L’argumentaire  des avocats qui n’a rien d’un mouvement d’humeur prend pied dans l’antre même du Conseil constitutionnel, le même qui,  en validant par deux fois en quelques jours, le coup de force du 23 janvier, a revêtu du sceau de la légalité,  la dérive, certifiant ainsi sa qualité d’une institution  inconséquente, pour avoir reçu  le serment d’un putschiste  sans égards pour elle et sa science. Vous avez dit Cour  ou Conseil  constitutionnel? Oh ! Ça fait une éternité que la plus haute juridiction des pays  par ici en espace francophone a déposé le tablier en matière de crédibilité et de dignité. C’est dire que,  avoir renversé et éliminé Sankara, relève de la tradition et  ne devrait émouvoir nulle âme ;  que  tout putsch cesserait d’être une infraction dans ce pays coutumier des accessions au pouvoir extra urnes.
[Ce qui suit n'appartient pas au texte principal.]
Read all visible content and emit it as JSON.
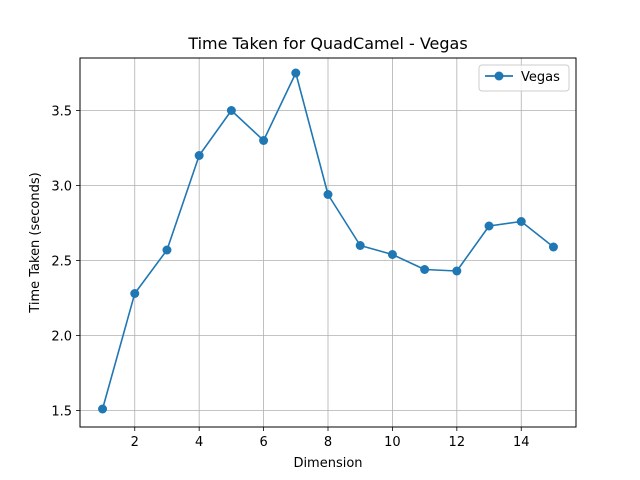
{
  "chart_data": {
    "type": "line",
    "title": "Time Taken for QuadCamel - Vegas",
    "xlabel": "Dimension",
    "ylabel": "Time Taken (seconds)",
    "xlim": [
      0.3,
      15.7
    ],
    "ylim": [
      1.39,
      3.85
    ],
    "xticks": [
      2,
      4,
      6,
      8,
      10,
      12,
      14
    ],
    "yticks": [
      1.5,
      2.0,
      2.5,
      3.0,
      3.5
    ],
    "grid": true,
    "legend_position": "top-right",
    "series": [
      {
        "name": "Vegas",
        "color": "#1f77b4",
        "marker": "circle",
        "x": [
          1,
          2,
          3,
          4,
          5,
          6,
          7,
          8,
          9,
          10,
          11,
          12,
          13,
          14,
          15
        ],
        "y": [
          1.51,
          2.28,
          2.57,
          3.2,
          3.5,
          3.3,
          3.75,
          2.94,
          2.6,
          2.54,
          2.44,
          2.43,
          2.73,
          2.76,
          2.59
        ]
      }
    ]
  }
}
Des origines à nos jours,  les coups de Lamizana, de  Zerbo, de Ouédraogo,  de Sankara, le même,  comme celui de Compaoré  et le tout dernier de Damiba,   tiennent donc de la normalité, même   si  tous  ces tenants sont des chefs d’État non  élus.

Cette   magie de l’onction des coups d’Etat  en téléchargement  vient porter un coup d’arrêt aux élans de la Cedeao, à qui le  Burkina  arrache ainsi  l’occasion de blâmer les coups d’Etat de retour dans cette région dont  la  giga prédilection pour la dérive est connue.  Alors, qui  viendra désormais condamner ce qui est  reconnu par l’Etat lui-même comme un mode naturel  d’accession au pouvoir ? Dans le couloir  des arguties du droit, il est à redouter que le mouvement se poursuive. Que  les autres qui se croient l’abri, se sachent désormais exposés, eux qui  comptent  sur la Cedeao pour les sortir d’affaire et  raffermir leur pouvoir, via un protocole additionnel déjà dans les allées de l’institution.   Le cas burkinabè  vient de leur indiquer que pour échapper aux putschs, ils ne doivent compter que sur la bonne gouvernance,  renouer avec les admirables mœurs  de pluralisme des lendemains de conférence nationale. Oui, plus  de condamnation de la très décriée Cedeao  quand viendra leur tour. 

Peut-on juger un coup d’Etat sous un régime issu lui-même d’un coup d’État ? Question casse-tête  pour le Conseil constitutionnel  burkinabè empêtré dans la gadoue, et dont personne n’envie le sort par ces temps. Sûr qu’il souhaite que  ce tout petit mois qui lui est imparti soit éternel. En attendant, j’imagine le beau  Blaise aux gonades complètement en dedans,  en train de  bénir son successeur dans le circuit d’usurpation du pouvoir par voie martiale,  pour avoir réglé les comptes à ce Kaboré qu’il doit certainement maudire  tous les jours comme son traître de tombeur,  et de bloquer dans les airs  le procès dont il brûle de sortir  tout blanc. Quand la plus haute juridiction du pays entérine un coup d’État ! Hum ! Pourvu que les  putschistes en échauffement ou aux aguets n’y voient une invite à l’action.